Open willbradshaw opened 1 month ago
Is this process simply taking a set of read ids specified by id_file
and getting the corresponding reads from the fastq files in reads_unconc
? If so, then I'm guessing we can do this much faster (and probably about as fast as we'll get) with seqtk subseq
(https://github.com/lh3/seqtk) instead of biopython. (This is the approach I used for pulling the reads mapped to specific taxa from their ids in the HV hits tsv.) This can be done on a local file or streaming from S3, e.g.
aws s3 cp ${base_uri}/READS_1.fastq.gz - | seqtk subseq - READS.LIST > OUT_1.fastq
aws s3 cp ${base_uri}/READS_2.fastq.gz - | seqtk subseq - READS.LIST > OUT_2.fastq
If I'm understanding this correctly, I can try this out.
If the read-id input already has the needed format of one read id per line, then I think the following should work:
inp0="!{id_file}"
inp1="!{reads_unconc[0]}"
inp2="!{reads_unconc[1]}"
outp1="!{sample}_bowtie2_mapped_unconc_1.fastq.gz"
outp2="!{sample}_bowtie2_mapped_unconc_2.fastq.gz"
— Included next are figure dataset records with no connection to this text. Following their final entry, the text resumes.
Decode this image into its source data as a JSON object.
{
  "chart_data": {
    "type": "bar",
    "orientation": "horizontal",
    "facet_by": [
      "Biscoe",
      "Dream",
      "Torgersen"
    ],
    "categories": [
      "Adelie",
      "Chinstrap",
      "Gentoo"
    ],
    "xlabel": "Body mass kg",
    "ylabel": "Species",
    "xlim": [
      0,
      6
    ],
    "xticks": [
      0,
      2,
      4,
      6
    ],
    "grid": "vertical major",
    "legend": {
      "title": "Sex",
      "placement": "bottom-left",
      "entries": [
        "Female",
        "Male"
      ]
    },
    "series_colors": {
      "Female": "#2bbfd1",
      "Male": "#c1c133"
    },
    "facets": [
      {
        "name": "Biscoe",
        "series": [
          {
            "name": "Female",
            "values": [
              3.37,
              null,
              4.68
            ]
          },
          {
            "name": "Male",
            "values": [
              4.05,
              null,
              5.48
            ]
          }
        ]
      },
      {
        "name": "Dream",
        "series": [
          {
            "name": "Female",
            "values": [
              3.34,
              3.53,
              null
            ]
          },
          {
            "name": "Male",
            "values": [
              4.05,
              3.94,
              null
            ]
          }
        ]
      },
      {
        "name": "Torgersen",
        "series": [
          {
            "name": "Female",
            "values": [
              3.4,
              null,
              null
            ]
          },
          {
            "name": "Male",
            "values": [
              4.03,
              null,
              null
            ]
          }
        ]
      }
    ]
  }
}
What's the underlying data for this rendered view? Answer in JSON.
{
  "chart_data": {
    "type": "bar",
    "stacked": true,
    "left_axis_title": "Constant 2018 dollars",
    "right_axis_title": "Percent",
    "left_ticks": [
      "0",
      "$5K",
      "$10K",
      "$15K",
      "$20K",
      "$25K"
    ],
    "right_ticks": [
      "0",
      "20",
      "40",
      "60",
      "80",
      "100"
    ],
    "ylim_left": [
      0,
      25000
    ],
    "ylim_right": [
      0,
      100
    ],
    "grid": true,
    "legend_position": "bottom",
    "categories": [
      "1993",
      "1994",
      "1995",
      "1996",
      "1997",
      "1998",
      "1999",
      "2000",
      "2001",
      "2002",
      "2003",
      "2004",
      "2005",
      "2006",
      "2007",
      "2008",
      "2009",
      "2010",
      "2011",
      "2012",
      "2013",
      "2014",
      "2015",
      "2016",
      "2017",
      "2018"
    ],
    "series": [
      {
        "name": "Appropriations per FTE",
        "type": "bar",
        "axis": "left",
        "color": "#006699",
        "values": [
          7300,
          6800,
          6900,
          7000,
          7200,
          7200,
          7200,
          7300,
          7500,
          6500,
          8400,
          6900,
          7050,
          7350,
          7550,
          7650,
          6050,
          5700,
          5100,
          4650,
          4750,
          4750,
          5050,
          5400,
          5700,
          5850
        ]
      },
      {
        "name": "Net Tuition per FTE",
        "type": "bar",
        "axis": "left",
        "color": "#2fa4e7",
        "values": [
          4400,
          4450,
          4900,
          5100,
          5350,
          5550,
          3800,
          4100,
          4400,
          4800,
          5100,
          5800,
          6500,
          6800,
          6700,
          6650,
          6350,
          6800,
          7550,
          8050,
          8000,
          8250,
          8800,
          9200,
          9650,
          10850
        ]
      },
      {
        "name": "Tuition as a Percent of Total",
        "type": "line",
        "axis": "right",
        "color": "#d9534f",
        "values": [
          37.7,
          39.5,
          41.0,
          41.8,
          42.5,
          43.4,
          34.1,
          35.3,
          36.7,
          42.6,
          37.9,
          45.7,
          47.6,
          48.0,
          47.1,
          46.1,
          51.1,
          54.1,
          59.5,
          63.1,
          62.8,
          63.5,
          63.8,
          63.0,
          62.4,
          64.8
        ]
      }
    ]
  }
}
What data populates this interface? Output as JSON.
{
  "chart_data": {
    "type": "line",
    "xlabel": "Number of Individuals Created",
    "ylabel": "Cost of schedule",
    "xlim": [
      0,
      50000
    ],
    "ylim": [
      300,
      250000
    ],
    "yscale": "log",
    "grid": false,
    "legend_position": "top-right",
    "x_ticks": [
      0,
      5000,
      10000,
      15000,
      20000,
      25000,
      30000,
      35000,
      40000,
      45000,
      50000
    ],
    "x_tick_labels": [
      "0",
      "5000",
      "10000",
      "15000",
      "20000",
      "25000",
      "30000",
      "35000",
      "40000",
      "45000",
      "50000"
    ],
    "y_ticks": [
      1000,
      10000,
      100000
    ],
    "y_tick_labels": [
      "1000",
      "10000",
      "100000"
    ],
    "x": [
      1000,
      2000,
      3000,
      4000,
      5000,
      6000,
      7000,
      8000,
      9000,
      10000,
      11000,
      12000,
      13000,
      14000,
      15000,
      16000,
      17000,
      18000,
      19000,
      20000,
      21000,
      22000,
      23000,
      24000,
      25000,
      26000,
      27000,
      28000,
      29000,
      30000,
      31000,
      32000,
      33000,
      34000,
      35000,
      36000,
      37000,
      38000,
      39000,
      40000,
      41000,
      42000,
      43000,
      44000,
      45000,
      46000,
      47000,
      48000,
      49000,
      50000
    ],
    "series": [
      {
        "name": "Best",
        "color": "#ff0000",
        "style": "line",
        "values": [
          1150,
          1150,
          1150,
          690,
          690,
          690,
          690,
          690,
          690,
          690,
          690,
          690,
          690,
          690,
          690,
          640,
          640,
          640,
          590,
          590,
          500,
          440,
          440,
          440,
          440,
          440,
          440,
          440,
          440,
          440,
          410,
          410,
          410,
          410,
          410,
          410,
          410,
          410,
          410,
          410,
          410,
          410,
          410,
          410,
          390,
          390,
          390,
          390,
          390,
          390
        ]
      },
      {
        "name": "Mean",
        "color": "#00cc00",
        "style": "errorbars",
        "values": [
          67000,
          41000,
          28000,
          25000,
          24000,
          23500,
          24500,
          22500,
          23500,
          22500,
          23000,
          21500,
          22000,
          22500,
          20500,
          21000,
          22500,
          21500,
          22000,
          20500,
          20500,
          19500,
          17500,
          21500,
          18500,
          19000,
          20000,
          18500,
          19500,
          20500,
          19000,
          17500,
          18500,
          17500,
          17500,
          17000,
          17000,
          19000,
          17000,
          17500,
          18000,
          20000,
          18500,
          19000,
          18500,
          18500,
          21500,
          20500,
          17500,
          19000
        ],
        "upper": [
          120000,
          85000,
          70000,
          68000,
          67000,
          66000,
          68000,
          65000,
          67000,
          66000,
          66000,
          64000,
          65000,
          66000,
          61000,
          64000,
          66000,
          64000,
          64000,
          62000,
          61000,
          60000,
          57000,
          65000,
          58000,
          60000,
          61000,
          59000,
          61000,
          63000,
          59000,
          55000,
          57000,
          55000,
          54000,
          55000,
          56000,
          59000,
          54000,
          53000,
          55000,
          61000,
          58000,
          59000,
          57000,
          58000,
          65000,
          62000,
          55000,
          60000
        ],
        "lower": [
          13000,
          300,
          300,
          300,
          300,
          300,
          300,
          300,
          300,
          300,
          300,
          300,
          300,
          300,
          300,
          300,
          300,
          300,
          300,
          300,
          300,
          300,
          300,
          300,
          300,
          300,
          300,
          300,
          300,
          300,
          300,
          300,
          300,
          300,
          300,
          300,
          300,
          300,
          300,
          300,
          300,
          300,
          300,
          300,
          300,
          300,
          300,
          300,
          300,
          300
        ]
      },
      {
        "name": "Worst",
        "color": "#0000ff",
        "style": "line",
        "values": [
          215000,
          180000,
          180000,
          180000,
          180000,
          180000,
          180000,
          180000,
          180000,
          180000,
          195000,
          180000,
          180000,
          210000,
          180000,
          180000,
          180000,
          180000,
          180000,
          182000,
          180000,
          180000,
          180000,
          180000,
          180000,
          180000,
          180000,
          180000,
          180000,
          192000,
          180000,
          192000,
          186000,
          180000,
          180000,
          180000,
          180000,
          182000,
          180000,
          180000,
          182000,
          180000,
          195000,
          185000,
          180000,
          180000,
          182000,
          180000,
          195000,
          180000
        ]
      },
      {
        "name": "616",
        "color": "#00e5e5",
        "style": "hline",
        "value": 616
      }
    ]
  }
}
seqtk subseq $inp1 $inp0 | gzip > $outp1
seqtk subseq $inp2 $inp0 | gzip > $outp2
Thanks @mikemc, I've tried implementing your suggestion in the dev branch and will close this if that turns out to fix the problem.
The
EXTRACT_UNCONC_READS
process is often limiting for large runs. Need to rework it to be more efficient.